Exactly. And as far as this statement relates to Catholicism, I wish the Catholic hierarchy, for all its clear statements condemning abortion in general, would tell politicians specifically that you can't promote abortion via legislation even if you claim to be against it privately. It puts priests in a difficult position because ultimately the priest is responsible if he gives the Eucharist to a politician he knows is in a state of mortal sin.

The go-to Catholic posture in this country, especially over the last 60 years, has been assimilation and cooperation with the surrounding culture. In assimilating, we’ve been digested by the culture we were meant to evangelize.
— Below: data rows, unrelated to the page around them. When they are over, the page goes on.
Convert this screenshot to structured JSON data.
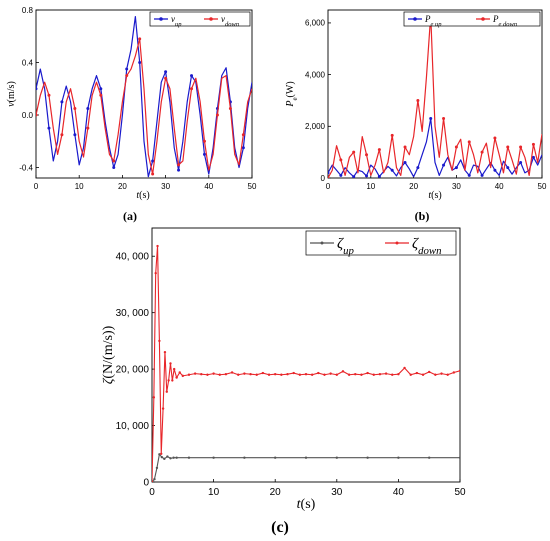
{
  "chart_data": [
    {
      "panel_label": "(a)",
      "type": "line",
      "xlabel": "t(s)",
      "ylabel": "v(m/s)",
      "xlim": [
        0,
        50
      ],
      "ylim": [
        -0.48,
        0.8
      ],
      "x_ticks": [
        "0",
        "10",
        "20",
        "30",
        "40",
        "50"
      ],
      "y_ticks": [
        "-0.4",
        "0.0",
        "0.4",
        "0.8"
      ],
      "legend_position": "top-right",
      "series": [
        {
          "name": "v_up",
          "color": "#1a1acc",
          "x": [
            0,
            1,
            2,
            3,
            4,
            5,
            6,
            7,
            8,
            9,
            10,
            11,
            12,
            13,
            14,
            15,
            16,
            17,
            18,
            19,
            20,
            21,
            22,
            23,
            24,
            25,
            26,
            27,
            28,
            29,
            30,
            31,
            32,
            33,
            34,
            35,
            36,
            37,
            38,
            39,
            40,
            41,
            42,
            43,
            44,
            45,
            46,
            47,
            48,
            49,
            50
          ],
          "y": [
            0.2,
            0.35,
            0.2,
            -0.1,
            -0.35,
            -0.2,
            0.1,
            0.22,
            0.1,
            -0.15,
            -0.38,
            -0.25,
            0.05,
            0.2,
            0.3,
            0.2,
            -0.05,
            -0.25,
            -0.4,
            -0.3,
            0.0,
            0.35,
            0.5,
            0.75,
            0.4,
            -0.2,
            -0.47,
            -0.35,
            -0.05,
            0.25,
            0.33,
            0.1,
            -0.25,
            -0.42,
            -0.2,
            0.1,
            0.3,
            0.25,
            0.0,
            -0.3,
            -0.45,
            -0.25,
            0.05,
            0.3,
            0.36,
            0.1,
            -0.25,
            -0.4,
            -0.25,
            0.05,
            0.25
          ]
        },
        {
          "name": "v_down",
          "color": "#e8262a",
          "x": [
            0,
            1,
            2,
            3,
            4,
            5,
            6,
            7,
            8,
            9,
            10,
            11,
            12,
            13,
            14,
            15,
            16,
            17,
            18,
            19,
            20,
            21,
            22,
            23,
            24,
            25,
            26,
            27,
            28,
            29,
            30,
            31,
            32,
            33,
            34,
            35,
            36,
            37,
            38,
            39,
            40,
            41,
            42,
            43,
            44,
            45,
            46,
            47,
            48,
            49,
            50
          ],
          "y": [
            0.0,
            0.15,
            0.25,
            0.15,
            -0.1,
            -0.3,
            -0.15,
            0.1,
            0.2,
            0.05,
            -0.2,
            -0.32,
            -0.1,
            0.15,
            0.25,
            0.15,
            -0.1,
            -0.3,
            -0.35,
            -0.15,
            0.1,
            0.3,
            0.35,
            0.45,
            0.58,
            0.2,
            -0.3,
            -0.45,
            -0.2,
            0.1,
            0.28,
            0.2,
            -0.1,
            -0.38,
            -0.35,
            -0.05,
            0.2,
            0.28,
            0.1,
            -0.2,
            -0.42,
            -0.3,
            0.0,
            0.28,
            0.3,
            0.05,
            -0.3,
            -0.38,
            -0.15,
            0.1,
            0.2
          ]
        }
      ]
    },
    {
      "panel_label": "(b)",
      "type": "line",
      "xlabel": "t(s)",
      "ylabel": "P_e(W)",
      "xlim": [
        0,
        50
      ],
      "ylim": [
        0,
        6500
      ],
      "x_ticks": [
        "0",
        "10",
        "20",
        "30",
        "40",
        "50"
      ],
      "y_ticks": [
        "0",
        "2,000",
        "4,000",
        "6,000"
      ],
      "legend_position": "top-right",
      "series": [
        {
          "name": "P_e up",
          "color": "#1a1acc",
          "x": [
            0,
            1,
            2,
            3,
            4,
            5,
            6,
            7,
            8,
            9,
            10,
            11,
            12,
            13,
            14,
            15,
            16,
            17,
            18,
            19,
            20,
            21,
            22,
            23,
            24,
            25,
            26,
            27,
            28,
            29,
            30,
            31,
            32,
            33,
            34,
            35,
            36,
            37,
            38,
            39,
            40,
            41,
            42,
            43,
            44,
            45,
            46,
            47,
            48,
            49,
            50
          ],
          "y": [
            200,
            500,
            300,
            100,
            400,
            200,
            50,
            300,
            250,
            80,
            500,
            350,
            60,
            250,
            450,
            300,
            80,
            400,
            600,
            350,
            50,
            400,
            900,
            1400,
            2300,
            600,
            100,
            500,
            800,
            300,
            400,
            700,
            300,
            100,
            500,
            450,
            100,
            350,
            600,
            300,
            100,
            650,
            400,
            150,
            400,
            600,
            200,
            300,
            800,
            500,
            900
          ]
        },
        {
          "name": "P_e down",
          "color": "#e8262a",
          "x": [
            0,
            1,
            2,
            3,
            4,
            5,
            6,
            7,
            8,
            9,
            10,
            11,
            12,
            13,
            14,
            15,
            16,
            17,
            18,
            19,
            20,
            21,
            22,
            23,
            24,
            25,
            26,
            27,
            28,
            29,
            30,
            31,
            32,
            33,
            34,
            35,
            36,
            37,
            38,
            39,
            40,
            41,
            42,
            43,
            44,
            45,
            46,
            47,
            48,
            49,
            50
          ],
          "y": [
            0,
            300,
            1250,
            700,
            100,
            800,
            1000,
            200,
            1600,
            900,
            100,
            500,
            1100,
            200,
            600,
            1650,
            400,
            100,
            1200,
            900,
            1600,
            3000,
            1800,
            3900,
            6300,
            2000,
            800,
            2300,
            900,
            300,
            1200,
            1500,
            300,
            1400,
            900,
            200,
            1000,
            1350,
            400,
            1550,
            900,
            200,
            1200,
            700,
            150,
            1200,
            800,
            100,
            1300,
            600,
            1700
          ]
        }
      ]
    },
    {
      "panel_label": "(c)",
      "type": "line",
      "xlabel": "t(s)",
      "ylabel": "ζ(N/(m/s))",
      "xlim": [
        0,
        50
      ],
      "ylim": [
        0,
        45000
      ],
      "x_ticks": [
        "0",
        "10",
        "20",
        "30",
        "40",
        "50"
      ],
      "y_ticks": [
        "0",
        "10, 000",
        "20, 000",
        "30, 000",
        "40, 000"
      ],
      "legend_position": "top-right",
      "series": [
        {
          "name": "ζ_up",
          "color": "#555555",
          "x": [
            0,
            0.4,
            0.8,
            1.2,
            1.6,
            2.0,
            2.5,
            3.0,
            3.5,
            4,
            6,
            10,
            15,
            20,
            25,
            30,
            35,
            40,
            45,
            50
          ],
          "y": [
            0,
            500,
            2500,
            4900,
            4400,
            4100,
            4500,
            4200,
            4300,
            4300,
            4300,
            4300,
            4300,
            4300,
            4300,
            4300,
            4300,
            4300,
            4300,
            4300
          ]
        },
        {
          "name": "ζ_down",
          "color": "#e8262a",
          "x": [
            0,
            0.3,
            0.6,
            0.9,
            1.2,
            1.5,
            1.8,
            2.1,
            2.4,
            2.7,
            3.0,
            3.3,
            3.6,
            4.0,
            4.5,
            5.0,
            6,
            7,
            8,
            9,
            10,
            11,
            12,
            13,
            14,
            15,
            16,
            17,
            18,
            19,
            20,
            21,
            22,
            23,
            24,
            25,
            26,
            27,
            28,
            29,
            30,
            31,
            32,
            33,
            34,
            35,
            36,
            37,
            38,
            39,
            40,
            41,
            42,
            43,
            44,
            45,
            46,
            47,
            48,
            49,
            50
          ],
          "y": [
            0,
            15000,
            37000,
            41800,
            25000,
            5000,
            13000,
            23000,
            16000,
            18000,
            21000,
            18000,
            20000,
            18500,
            19400,
            18800,
            19000,
            19200,
            19100,
            19000,
            19200,
            19000,
            19100,
            19400,
            19000,
            19200,
            19100,
            19000,
            19300,
            19000,
            19100,
            19000,
            19100,
            19300,
            19000,
            19100,
            19000,
            19300,
            19000,
            19200,
            19000,
            19600,
            19000,
            19100,
            19000,
            19300,
            19000,
            19100,
            19200,
            19000,
            19100,
            20200,
            19000,
            19300,
            19000,
            19500,
            19000,
            19200,
            19000,
            19400,
            19700
          ]
        }
      ]
    }
  ]
}
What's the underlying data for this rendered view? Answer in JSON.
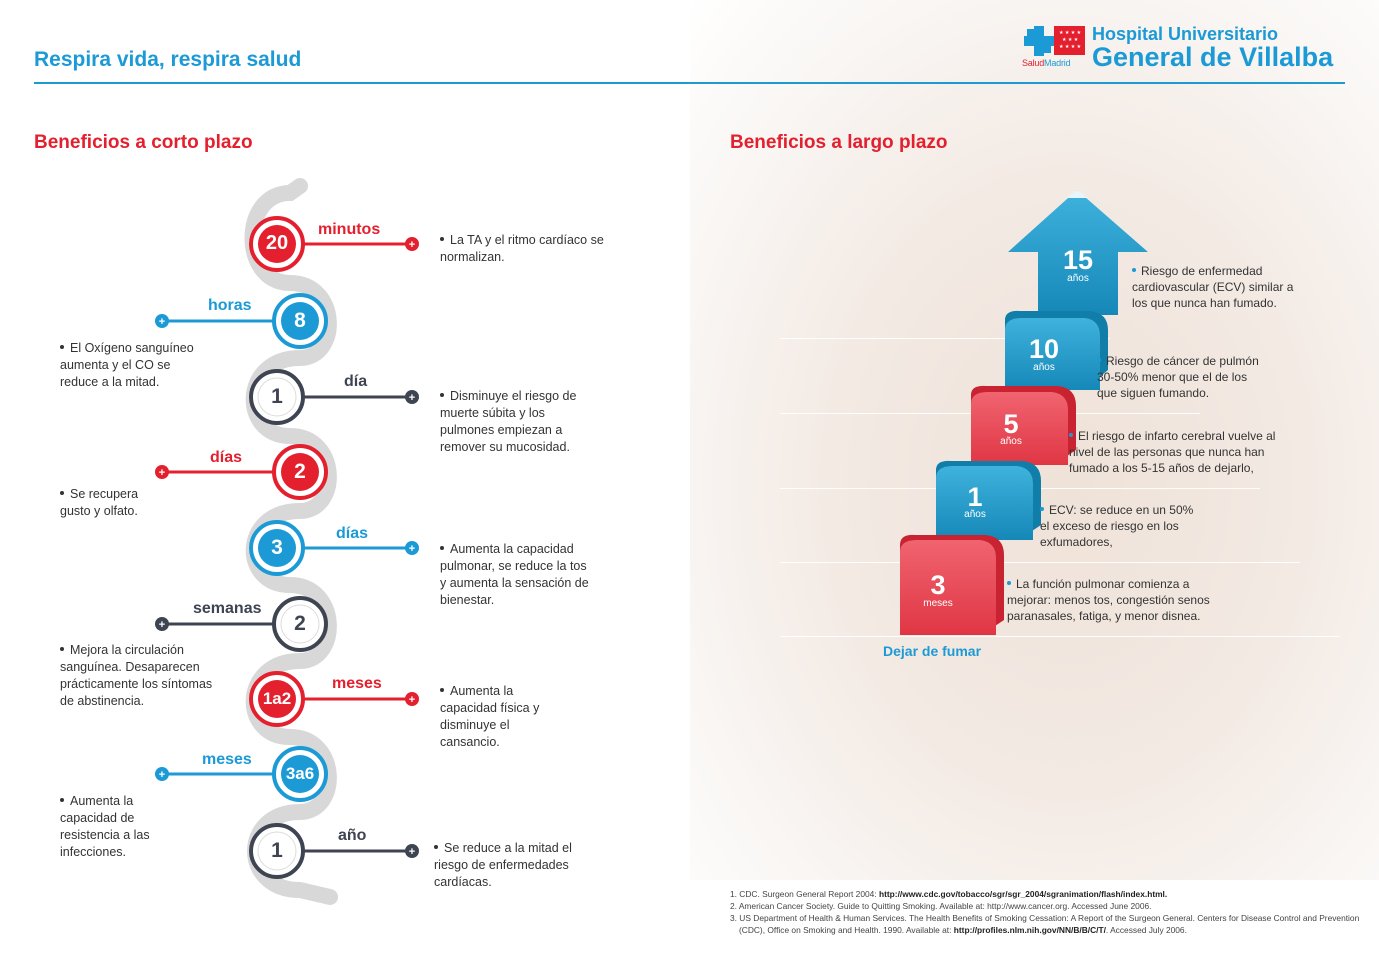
{
  "header": {
    "title": "Respira vida, respira salud",
    "logo": {
      "brand_salud": "Salud",
      "brand_madrid": "Madrid",
      "line1": "Hospital Universitario",
      "line2": "General de Villalba"
    }
  },
  "colors": {
    "blue": "#1b9ad6",
    "red": "#e4202e",
    "dark": "#3e4452",
    "track": "#d8d8d8"
  },
  "short_term": {
    "title": "Beneficios a corto plazo",
    "items": [
      {
        "number": "20",
        "unit": "minutos",
        "color": "red",
        "side": "right",
        "text": "La TA y el ritmo cardíaco se normalizan."
      },
      {
        "number": "8",
        "unit": "horas",
        "color": "blue",
        "side": "left",
        "text": "El Oxígeno sanguíneo aumenta y el CO se reduce a la mitad."
      },
      {
        "number": "1",
        "unit": "día",
        "color": "dark",
        "side": "right",
        "text": "Disminuye el riesgo de muerte súbita y los pulmones empiezan a remover su mucosidad."
      },
      {
        "number": "2",
        "unit": "días",
        "color": "red",
        "side": "left",
        "text": "Se recupera gusto y olfato."
      },
      {
        "number": "3",
        "unit": "días",
        "color": "blue",
        "side": "right",
        "text": "Aumenta la capacidad pulmonar, se reduce la tos y aumenta la sensación de bienestar."
      },
      {
        "number": "2",
        "unit": "semanas",
        "color": "dark",
        "side": "left",
        "text": "Mejora la circulación sanguínea. Desaparecen prácticamente los síntomas de abstinencia."
      },
      {
        "number": "1a2",
        "unit": "meses",
        "color": "red",
        "side": "right",
        "text": "Aumenta la capacidad física y disminuye el cansancio."
      },
      {
        "number": "3a6",
        "unit": "meses",
        "color": "blue",
        "side": "left",
        "text": "Aumenta la capacidad de resistencia a las infecciones."
      },
      {
        "number": "1",
        "unit": "año",
        "color": "dark",
        "side": "right",
        "text": "Se reduce a la mitad el riesgo de enfermedades cardíacas."
      }
    ]
  },
  "long_term": {
    "title": "Beneficios a largo plazo",
    "start_label": "Dejar de fumar",
    "steps": [
      {
        "number": "3",
        "unit": "meses",
        "color": "red",
        "text": "La función pulmonar comienza a mejorar: menos tos, congestión senos paranasales, fatiga, y menor disnea."
      },
      {
        "number": "1",
        "unit": "años",
        "color": "blue",
        "text": "ECV: se reduce en un 50% el exceso de riesgo en los exfumadores,"
      },
      {
        "number": "5",
        "unit": "años",
        "color": "red",
        "text": "El riesgo de infarto cerebral vuelve al nivel de las personas que nunca han fumado a los 5-15 años de dejarlo,"
      },
      {
        "number": "10",
        "unit": "años",
        "color": "blue",
        "text": "Riesgo de cáncer de pulmón 30-50% menor que el de los que siguen fumando."
      },
      {
        "number": "15",
        "unit": "años",
        "color": "blue",
        "text": "Riesgo de enfermedad cardiovascular (ECV) similar a los que nunca han fumado."
      }
    ]
  },
  "references": [
    {
      "text": "1. CDC. Surgeon General Report 2004: ",
      "link": "http://www.cdc.gov/tobacco/sgr/sgr_2004/sgranimation/flash/index.html."
    },
    {
      "text": "2. American Cancer Society. Guide to Quitting Smoking. Available at: http://www.cancer.org. Accessed June 2006.",
      "link": ""
    },
    {
      "text": "3. US Department of Health & Human Services. The Health Benefits of Smoking Cessation: A Report of the Surgeon General. Centers for Disease Control and Prevention (CDC), Office on Smoking and Health. 1990. Available at: ",
      "link": "http://profiles.nlm.nih.gov/NN/B/B/C/T/",
      "suffix": ". Accessed July 2006."
    }
  ]
}
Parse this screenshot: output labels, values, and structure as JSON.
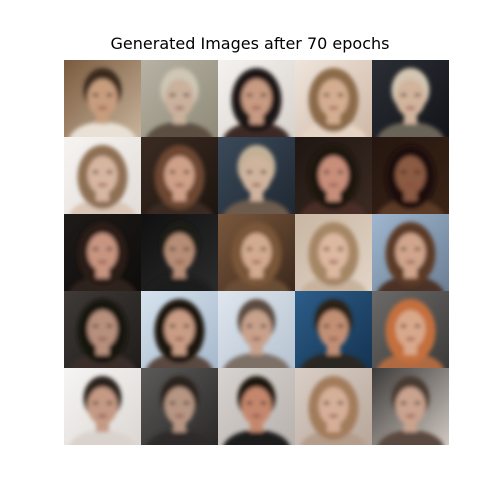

Too often, our distinct Catholic convictions, along with our sense of mission, have been bleached away. The cost of that strategy was most painfully obvious, and resented by many faithful Catholics, when our churches closed during the 2020 COVID hysteria while abortion mills and liquor stores stayed open.

I was thankful for the SSPX chapel that stayed open while the diocesan parishes were closed, but nothing has shaken my faith more than the rush from Catholics and Protestants to shut down their churches indefinitely, replacing church and fellowship with watching a video at home on the couch (I wasn't paying attention to Orthodoxy at that time, but from what I'm told the Orthodox churches in my area stayed open). That singular move was incredibly harmful to a huge number of people's faith, and I know people who to this day haven't rejoined a church in person and choose to watch the services at home.

One thing I admired about the broader Catholic response though was that the bishops remained firm that sacraments can't be administered over the phone or over a video call, despite many people pushing for that to change.